MLive has a recap:
The points for both sides of the debate are fairly simple. The state argues that voters made a rational decision in banning gay marriage “to encourage the raising of children by a man and a woman.” Attorneys for DeBoer and Rowse argue that numerous studies indicate same-sex parents are just as successful in raising healthy children as heterosexual parents.
Further, they argue, despite the 2004 vote, the law violates the couple’s civil rights. “It’s always mind boggling to me how people don’t look back in history at so many examples at other human rights battles and see a connection,” said Krista Contreras, 30 of Royal Oak, a gay marriage supporter who attended with her Vermont-married wife, Jami Contreras, 29. “At what point are people going to make that connection and understand that these are people and these are human rights.”
Protesters for both sides were outside the court house:
The day began with dozens of gay marriage opponents picketing the entrance to the federal courthouse in Detroit. Among them walked a smaller number of same-sex marriage supporters. “I peacefully protest in favor of Biblical marriage,” and “We support traditional marriage, one man-one woman,” were among the signs carried. The two groups protested peacefully without any clashes.
Many of the protesters came from Free Will Baptist Church in Ypsilanti. Gay marriage opponent Christine Weick, who drove to Detroit from Hopkins in southwest Michigan, became frustrated when she attended a hearing in October and was the lone dissenter. She said the wife of the pastor at Free Will Baptist Church saw a “frustrated” message she posted on Facebook and mobilized the congregation. “If it takes two weeks, I’ll be here every day,” Weick said Tuesday. “The Lord needs a voice.”
It’s a little sad that these folks have so much time to protest to try to block the rights of others.
The now-infamous Mark Regnerus is one of the state’s witnesses.
Time Magazine reports:
Mark Regnerus, a sociologist at the University of Texas, is among the state’s witnesses. In 2012, he published a study in an academic journal, saying young adults with a parent who had a same-sex relationship were more likely to experience unemployment and other social woes. He later acknowledged that his study didn’t look at children raised by stable same-sex couples.
And yet, even though his study has been widely discredited, it’s used again and again by marriage equity foes – because that’s all they have.

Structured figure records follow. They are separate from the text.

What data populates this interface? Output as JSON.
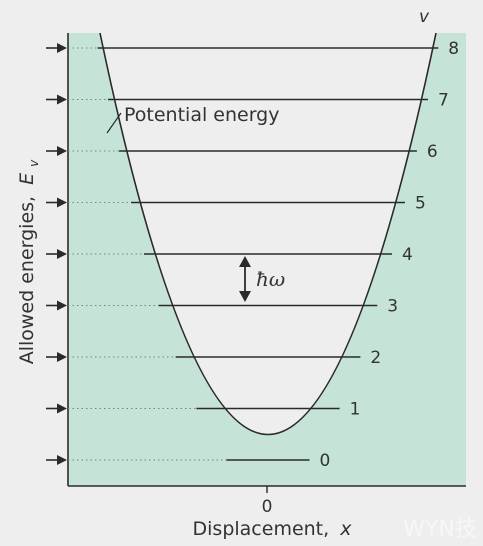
{
  "figure": {
    "quantum_number_label": "v",
    "y_axis_label_main": "Allowed energies,",
    "y_axis_label_symbol": "E",
    "y_axis_label_subscript": "v",
    "x_axis_label_main": "Displacement,",
    "x_axis_label_symbol": "x",
    "origin_label": "0",
    "curve_label": "Potential energy",
    "spacing_label": "ħω",
    "watermark": "WYN技"
  },
  "energy_levels": [
    {
      "v": "0"
    },
    {
      "v": "1"
    },
    {
      "v": "2"
    },
    {
      "v": "3"
    },
    {
      "v": "4"
    },
    {
      "v": "5"
    },
    {
      "v": "6"
    },
    {
      "v": "7"
    },
    {
      "v": "8"
    }
  ],
  "colors": {
    "background": "#eeeeee",
    "well_fill": "#c6e3d7",
    "line": "#2a2a2a",
    "text": "#333333"
  }
}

They also cited the oft-used “will of the majority”.
USA Today reports:
But during their opening statement, attorneys for the state argued that Michigan voters addressed this issue already — they banned gay marriage in 2004 — and their decision should stand. “This case is about one thing: the will of the people. … And the people of Michigan have already decided that marriage is one man and one woman,” said state attorney Kristin Heyse. “Plaintiffs may claim that voters were irrational or ignorant. That’s simply not the case … This was not the whim of a few, but the vote of a majority.”
And if the “majority” wanted to re-instate slavery? Or put the Japanese in internment camps? Or…?
Testimony will resume today. CBS Detroit reports:
A Stanford University professor is returning to the witness stand in a trial testing Michigan’s ban on gay marriage. Michael Rosenfeld will be cross-examined Wednesday in Detroit federal court. He says he’s looked at national census data of children living with same-sex parents and finds their progress through school is the same as kids with heterosexual parents. Two weeks have been set aside for testimony in a landmark trial that could overturn Michigan’s ban on gay marriage, the latest in a series of marriage-equality challenges across the country.
We have the facts and love on our side. They have nothing but half-baked studies, “tradition”, and a strong feeling of “eeeew” about LGBT Americans on theirs.